For this project, a SmallC is represented using an AST (abstract syntax tree) defined using the following OCaml data type:

type ast =
  | Id of string   (*ID "a" *)
  | Num of int     (* NUm 10 *)
  | Define of data_type * ast  (* data type * ID *)
  | Assign of ast * ast        (* ID * expression *)
  | List of ast list
  | Fun of data_type * string * ast * ast   (* return type * function name * argument list * statement list *)
  | Sum of ast * ast       (*   exp * exp *)
  | Greater of ast * ast   (*   exp * exp *)
  | Equal of ast * ast     (*   exp * exp *)
  | Less of ast * ast      (*   exp * exp *)
  | Mult of ast * ast     (*   exp * exp *)
  | Pow of  ast * ast     (*   exp * exp *)
  | Print of ast          (* print (expression ) *)
  | If of ast * ast * ast	(* cond * if brach * else branch *)
  | While of ast * ast       (* cond * while body *)
  | Paren of ast

Part 2: SmallC Pretty Print

In this section, you will impelment pretty_print, a function that prints the SmallC source code in indented format. Pretty print uses following style:

    • Function return type and function name, arguments are in same line. Statements within the braces are indented to the next level, 4 “_” (underscores) further from the margin.
    • Opening brace associated with a control statement is in the same line. Closing brace is indented to the same level as the control statement. Statements within the braces are indented to the next level.
    • One space before and after >,<,==,+,*,^,=.
    • No space before or after “(” and “)”.
    • No empty lines
    • No empty line after the final “}”
    • For example:
int
main(){int x;int y;
while(x == y) {x=x+1;



                             a = 100;}

                   if(a == b){
		     printf(20);
                   }else{
                   printf(10);
}
}

      pretty print output of above code is:
int main(){
____int x;
____int y;
____while(x == y){
________x = x + 1;
________a = 100;
____}
____if(a == b){
________printf(20);
____}else{
________printf(10);
____}
} [print a single "\n" here.]

Testing and Submission

We will test your project by calling your parsing and evaluation functions directly, so be sure to give those functions the types we expect, as given above. You can work on the interpreter and parser in any order, we will test each part independently.
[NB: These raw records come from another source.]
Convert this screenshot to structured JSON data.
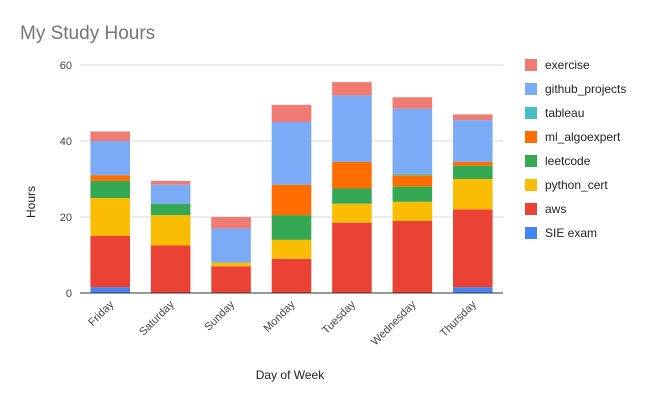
{
  "chart_data": {
    "type": "bar",
    "stacked": true,
    "title": "My Study Hours",
    "xlabel": "Day of Week",
    "ylabel": "Hours",
    "ylim": [
      0,
      60
    ],
    "yticks": [
      0,
      20,
      40,
      60
    ],
    "grid": true,
    "legend_position": "right",
    "categories": [
      "Friday",
      "Saturday",
      "Sunday",
      "Monday",
      "Tuesday",
      "Wednesday",
      "Thursday"
    ],
    "series": [
      {
        "name": "SIE exam",
        "color": "#4285f4",
        "values": [
          1.5,
          0,
          0,
          0,
          0,
          0,
          1.5
        ]
      },
      {
        "name": "aws",
        "color": "#ea4335",
        "values": [
          13.5,
          12.5,
          7,
          9,
          18.5,
          19,
          20.5
        ]
      },
      {
        "name": "python_cert",
        "color": "#fbbc04",
        "values": [
          10,
          8,
          1,
          5,
          5,
          5,
          8
        ]
      },
      {
        "name": "leetcode",
        "color": "#34a853",
        "values": [
          4.5,
          3,
          0,
          6.5,
          4,
          4,
          3.5
        ]
      },
      {
        "name": "ml_algoexpert",
        "color": "#ff6d01",
        "values": [
          1.5,
          0,
          0,
          8,
          7,
          3,
          1
        ]
      },
      {
        "name": "tableau",
        "color": "#46bdc6",
        "values": [
          0,
          0,
          0,
          0,
          0,
          0.5,
          0
        ]
      },
      {
        "name": "github_projects",
        "color": "#7baaf7",
        "values": [
          9,
          5,
          9,
          16.5,
          17.5,
          17,
          11
        ]
      },
      {
        "name": "exercise",
        "color": "#f07b72",
        "values": [
          2.5,
          1,
          3,
          4.5,
          3.5,
          3,
          1.5
        ]
      }
    ]
  }
}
You may assume that all input test cases are syntactically correct. If the input SmallC code is not legal you may perform any action (e.g., exit, throw an exception).

All your code should be in one fils, smallc.ml. You can submit your project in two ways:

  • Submit your smallc.ml files directly to the submit server.
    • You can submit multiple files by putting the files in a .zip archive first. On Windows you can select the two files, then right click to select the “Send to->Compressed (zipped) Folder” option to create a .zip archive. Once your files are in a single zip archive, bring up the upload dialog box by clicking on the submit link in the column “web submission”. Select your archive file using the “Browse” button, then press the “Submit project!” button.
    • The submit server now allows multiple files (from the same directory) to be selected. Bring up the upload dialog box by clicking on the submit link in the column “web submission”. Browse to the directory containing your project files, then click on both SmallCTest.txt and SmallC.ml. Now press the “Submit project!” button.